You are viewing a plain text version of this content. The canonical link for it is here.
Posted to commits@tika.apache.org by ju...@apache.org on 2009/11/17 16:09:02 UTC
svn commit: r881320 -
/lucene/tika/trunk/tika-app/src/main/java/org/apache/tika/cli/TikaCLI.java
Author: jukka
Date: Tue Nov 17 15:09:01 2009
New Revision: 881320
URL: http://svn.apache.org/viewvc?rev=881320&view=rev
Log:
TIKA-324: Tika CLI mangles utf-8 content in text (-t) mode (on Mac OS X)
Use UTF-8 as the default encoding on Mac OS X. The Java platform encoding is still set to MacRoman even though most parts of OS X already use UTF-8.
Modified:
lucene/tika/trunk/tika-app/src/main/java/org/apache/tika/cli/TikaCLI.java
Modified: lucene/tika/trunk/tika-app/src/main/java/org/apache/tika/cli/TikaCLI.java
URL: http://svn.apache.org/viewvc/lucene/tika/trunk/tika-app/src/main/java/org/apache/tika/cli/TikaCLI.java?rev=881320&r1=881319&r2=881320&view=diff
==============================================================================
--- lucene/tika/trunk/tika-app/src/main/java/org/apache/tika/cli/TikaCLI.java (original)

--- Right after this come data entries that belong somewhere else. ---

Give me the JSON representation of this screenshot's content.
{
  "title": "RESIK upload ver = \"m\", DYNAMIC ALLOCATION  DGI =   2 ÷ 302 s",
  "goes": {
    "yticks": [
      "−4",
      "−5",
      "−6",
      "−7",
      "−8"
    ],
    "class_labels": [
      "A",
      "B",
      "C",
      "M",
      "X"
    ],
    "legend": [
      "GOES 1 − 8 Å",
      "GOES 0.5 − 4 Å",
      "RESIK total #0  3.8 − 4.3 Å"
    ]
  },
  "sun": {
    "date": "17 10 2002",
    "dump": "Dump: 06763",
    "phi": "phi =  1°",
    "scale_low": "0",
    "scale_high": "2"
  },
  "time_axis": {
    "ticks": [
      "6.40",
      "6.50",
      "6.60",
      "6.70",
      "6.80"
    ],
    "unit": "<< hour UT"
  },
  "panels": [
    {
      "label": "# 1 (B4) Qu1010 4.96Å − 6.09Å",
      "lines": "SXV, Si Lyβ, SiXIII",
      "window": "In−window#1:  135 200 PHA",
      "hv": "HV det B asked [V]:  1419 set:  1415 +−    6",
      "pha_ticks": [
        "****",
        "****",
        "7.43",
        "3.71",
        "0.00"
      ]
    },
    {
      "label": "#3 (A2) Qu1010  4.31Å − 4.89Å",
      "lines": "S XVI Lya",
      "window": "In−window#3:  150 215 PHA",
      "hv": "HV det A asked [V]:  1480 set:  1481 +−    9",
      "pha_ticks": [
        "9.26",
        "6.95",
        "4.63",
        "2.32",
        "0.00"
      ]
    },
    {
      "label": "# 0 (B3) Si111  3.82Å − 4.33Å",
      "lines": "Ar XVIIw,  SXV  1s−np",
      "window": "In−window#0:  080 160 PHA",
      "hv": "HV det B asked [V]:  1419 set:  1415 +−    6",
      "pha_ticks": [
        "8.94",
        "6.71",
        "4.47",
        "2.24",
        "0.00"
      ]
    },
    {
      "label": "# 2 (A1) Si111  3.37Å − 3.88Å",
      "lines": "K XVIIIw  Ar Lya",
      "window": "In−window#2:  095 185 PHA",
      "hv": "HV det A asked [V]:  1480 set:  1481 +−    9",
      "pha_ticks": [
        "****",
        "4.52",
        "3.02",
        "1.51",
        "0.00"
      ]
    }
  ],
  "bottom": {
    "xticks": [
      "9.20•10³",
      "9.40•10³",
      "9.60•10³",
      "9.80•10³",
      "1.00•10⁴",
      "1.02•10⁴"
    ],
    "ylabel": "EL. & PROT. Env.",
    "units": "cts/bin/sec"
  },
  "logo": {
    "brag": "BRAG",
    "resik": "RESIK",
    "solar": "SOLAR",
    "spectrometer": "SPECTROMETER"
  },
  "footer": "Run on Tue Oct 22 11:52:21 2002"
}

+++ lucene/tika/trunk/tika-app/src/main/java/org/apache/tika/cli/TikaCLI.java Tue Nov 17 15:09:01 2009
@@ -228,6 +228,10 @@
throws UnsupportedEncodingException {
if (encoding != null) {
return new OutputStreamWriter(System.out, encoding);
+ } else if (System.getProperty("os.name")
+ .toLowerCase().startsWith("mac os x")) {
+ // TIKA-324: Override the default encoding on Mac OS X
+ return new OutputStreamWriter(System.out, "UTF-8");
} else {
return new OutputStreamWriter(System.out);
}